Chondrocytes proliferate and mature into hypertrophic chondrocytes. Vascular invasion into the cartilage occurs in the terminal hypertrophic chondrocyte layer, and terminal hypertrophic chondrocytes die by apoptosis or transdifferentiate into osteoblasts. Runx2 is essential for osteoblast differentiation and chondrocyte maturation. Runx2-deficient mice are composed of cartilaginous skeletons and lack the vascular invasion into the cartilage. However, the requirement of Runx2 in the vascular invasion into the cartilage, mechanism of chondrocyte transdifferentiation to osteoblasts, and its significance in bone development remain to be elucidated. To investigate these points, we generated Runx2fl/flCre mice, in which Runx2 was deleted in hypertrophic chondrocytes using Col10a1 Cre. Vascular invasion into the cartilage was similarly observed in Runx2fl/fl and Runx2fl/flCre mice. Vegfa expression was reduced in the terminal hypertrophic chondrocytes in Runx2fl/flCre mice, but Vegfa was strongly expressed in osteoblasts in the bone collar, suggesting that Vegfa expression in bone collar osteoblasts is sufficient for vascular invasion into the cartilage. The apoptosis of terminal hypertrophic chondrocytes was increased and their transdifferentiation was interrupted in Runx2fl/flCre mice, leading to lack of primary spongiosa and osteoblasts in the region at E16.5. The osteoblasts appeared in this region at E17.5 in the absence of transdifferentiation, and the number of osteoblasts and the formation of primary spongiosa, but not secondary spongiosa, reached to levels similar those in Runx2fl/fl mice at birth. The bone structure and volume and all bone histomophometric parameters were similar between Runx2fl/fl and Runx2fl/flCre mice after 6 weeks of age. These findings indicate that Runx2 expression in terminal hypertrophic chondrocytes is not required for vascular invasion into the cartilage, but is for their survival and transdifferentiation into osteoblasts, and that the transdifferentiation is necessary for trabecular bone formation in embryonic and neonatal stages, but not for acquiring normal bone structure and volume in young and adult mice.

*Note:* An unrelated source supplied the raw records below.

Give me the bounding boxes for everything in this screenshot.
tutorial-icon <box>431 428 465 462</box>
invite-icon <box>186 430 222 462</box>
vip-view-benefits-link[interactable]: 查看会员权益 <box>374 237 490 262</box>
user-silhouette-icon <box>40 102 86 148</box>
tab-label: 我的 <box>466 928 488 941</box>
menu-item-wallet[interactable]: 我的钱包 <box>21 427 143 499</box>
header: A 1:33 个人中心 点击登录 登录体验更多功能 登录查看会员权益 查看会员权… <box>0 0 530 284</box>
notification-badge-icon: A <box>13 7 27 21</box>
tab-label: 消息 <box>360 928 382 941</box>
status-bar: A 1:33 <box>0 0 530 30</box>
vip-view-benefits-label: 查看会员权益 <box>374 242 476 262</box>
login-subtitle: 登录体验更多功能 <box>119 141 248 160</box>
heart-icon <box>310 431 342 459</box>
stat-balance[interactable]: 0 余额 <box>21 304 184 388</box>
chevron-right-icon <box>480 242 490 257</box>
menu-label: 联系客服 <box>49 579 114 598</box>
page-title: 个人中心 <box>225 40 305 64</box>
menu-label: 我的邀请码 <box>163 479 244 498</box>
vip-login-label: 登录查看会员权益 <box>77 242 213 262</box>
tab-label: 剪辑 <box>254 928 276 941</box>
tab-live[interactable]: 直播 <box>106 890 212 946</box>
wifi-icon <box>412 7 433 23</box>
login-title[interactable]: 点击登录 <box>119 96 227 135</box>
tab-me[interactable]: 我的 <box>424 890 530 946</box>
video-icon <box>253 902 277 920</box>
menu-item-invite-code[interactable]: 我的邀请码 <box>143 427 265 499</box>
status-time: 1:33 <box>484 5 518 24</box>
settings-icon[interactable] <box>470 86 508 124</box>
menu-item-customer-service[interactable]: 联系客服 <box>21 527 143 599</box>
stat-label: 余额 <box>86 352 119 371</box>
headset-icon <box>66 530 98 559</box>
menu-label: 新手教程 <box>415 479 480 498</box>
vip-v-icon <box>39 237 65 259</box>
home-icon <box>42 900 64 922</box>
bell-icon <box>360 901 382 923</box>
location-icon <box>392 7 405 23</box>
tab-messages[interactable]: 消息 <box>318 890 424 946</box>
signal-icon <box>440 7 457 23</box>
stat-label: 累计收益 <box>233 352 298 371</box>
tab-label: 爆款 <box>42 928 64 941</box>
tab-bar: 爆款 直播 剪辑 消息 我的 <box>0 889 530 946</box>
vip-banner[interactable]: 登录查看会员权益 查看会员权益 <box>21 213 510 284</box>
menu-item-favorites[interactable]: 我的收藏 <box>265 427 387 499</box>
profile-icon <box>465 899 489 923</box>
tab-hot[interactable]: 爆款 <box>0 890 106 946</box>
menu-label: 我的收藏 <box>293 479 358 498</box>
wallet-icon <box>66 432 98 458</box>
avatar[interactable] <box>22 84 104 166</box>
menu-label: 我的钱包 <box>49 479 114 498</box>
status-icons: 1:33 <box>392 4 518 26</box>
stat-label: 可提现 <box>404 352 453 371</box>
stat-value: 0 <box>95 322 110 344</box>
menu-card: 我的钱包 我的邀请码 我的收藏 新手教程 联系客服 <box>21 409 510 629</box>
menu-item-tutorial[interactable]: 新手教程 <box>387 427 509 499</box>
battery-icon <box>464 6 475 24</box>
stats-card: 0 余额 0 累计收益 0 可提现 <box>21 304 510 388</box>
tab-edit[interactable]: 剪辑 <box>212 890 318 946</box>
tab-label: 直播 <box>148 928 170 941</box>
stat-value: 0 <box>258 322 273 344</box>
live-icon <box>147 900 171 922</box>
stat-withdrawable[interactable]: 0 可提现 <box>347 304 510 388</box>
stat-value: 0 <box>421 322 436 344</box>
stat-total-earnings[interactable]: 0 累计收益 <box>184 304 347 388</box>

Role of iRhoms 1 and 2 in Endochondral Ossification

Growth of the axial and appendicular skeleton depends on endochondral ossification, which is controlled by tightly regulated cell–cell interactions in the developing growth plates. Previous studies have uncovered an important role of a disintegrin and metalloprotease 17 (ADAM17) in the normal development of the mineralized zone of hypertrophic chondrocytes during endochondral ossification. ADAM17 regulates EGF-receptor signaling by cleaving EGFR-ligands such as TGFα from their membrane-anchored precursor. The activity of ADAM17 is controlled by two regulatory binding partners, the inactive Rhomboids 1 and 2 (iRhom1, 2), raising questions about their role in endochondral ossification. To address this question, we generated mice lacking iRhom2 (iR2−/−) with floxed alleles of iRhom1 that were specifically deleted in chondrocytes by Col2a1-Cre (iR1∆Ch). The resulting iR2−/−iR1∆Ch mice had retarded bone growth compared to iR2−/− mice, caused by a significantly expanded zone of hypertrophic mineralizing chondrocytes in the growth plate. Primary iR2−/−iR1∆Ch chondrocytes had strongly reduced shedding of TGFα and other ADAM17-dependent EGFR-ligands. The enlarged zone of mineralized hypertrophic chondrocytes in iR2−/−iR1∆Ch mice closely resembled the abnormal growth plate in A17∆Ch mice and was similar to growth plates in Tgfα−/− mice or mice with EGFR mutations. These data support a model in which iRhom1 and 2 regulate bone growth by controlling the ADAM17/TGFα/EGFR signaling axis during endochondral ossification.